There was a way; but no one had ever tried it. In all India, so far as we can discover, it had never once been tried. That which has never been tried is usually called "impossible" and dismissed. Ragland was a very modest man, very unsure of himself, diffident to a fault, the opposite of the accepted typical pioneer; but here he was again upon the dreadful stairways of desire; the Impossible called him and would not cease. These people must be reached. Impossible or not, the thing must be attempted. And after long pondering (who that has travelled in a South Indian bullock-cart but can imagine that interrupted pondering?) he put into words thoughts which had grown up in his heart as he communed with his dear Lord, and asked not only to be set free entirely from all other work, but to be given for fellow-workers men to whom the Cross was the attraction.
It could mean nothing less.
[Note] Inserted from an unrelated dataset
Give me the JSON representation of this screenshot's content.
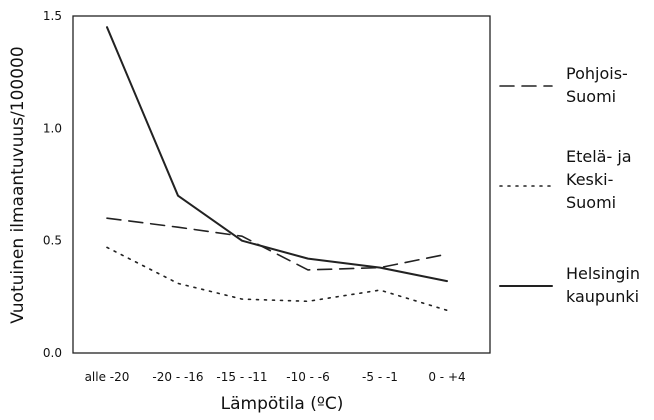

They must be willing to forgo much then (and now) usually considered essential to the well-being of Englishmen. They must be willing to live among the people, as nearly as possible one with them, camping out month after month, moving from place to place as the leading came, preaching to all within walking distance of each camp, separating as they grew more at home in the work, each Englishman taking an Indian brother, the two to live together as brothers. English home life could not be; it would hinder the work. How could a man give himself to this kind of life, how fulfil its unceasing demands without a care or a distraction if he had a wife and little children whose health and happiness must be his charge?
Only so could the men of that district be reached (the women could only be reached by women, and it fell to the lot of his spiritual successor, Walker of Tinnevelly, to help forward the first women’s band). Such a plan must mean sacrifice. There was no easier way.
Sacrifice-when was anything worth attempting accomplished without sacrifice? The very word allured him, enchanted him; but it was a disciplined man and no vague dreamer who calmly set down in black and white what the work demanded and must have if it was to be done as it ought to be done. And as we read we note a change of manner since the day when he burned for far flights, for martyrdom in Japan. From this distance it is clear as light that the little chillings had had their part to play in the plan of his life; to the ardent man thus chilled those trials of the spirit turned to a tempering of the steel. Burning fires of eager loves, then the plunge into iciest water; thus are God’s sword-blades made.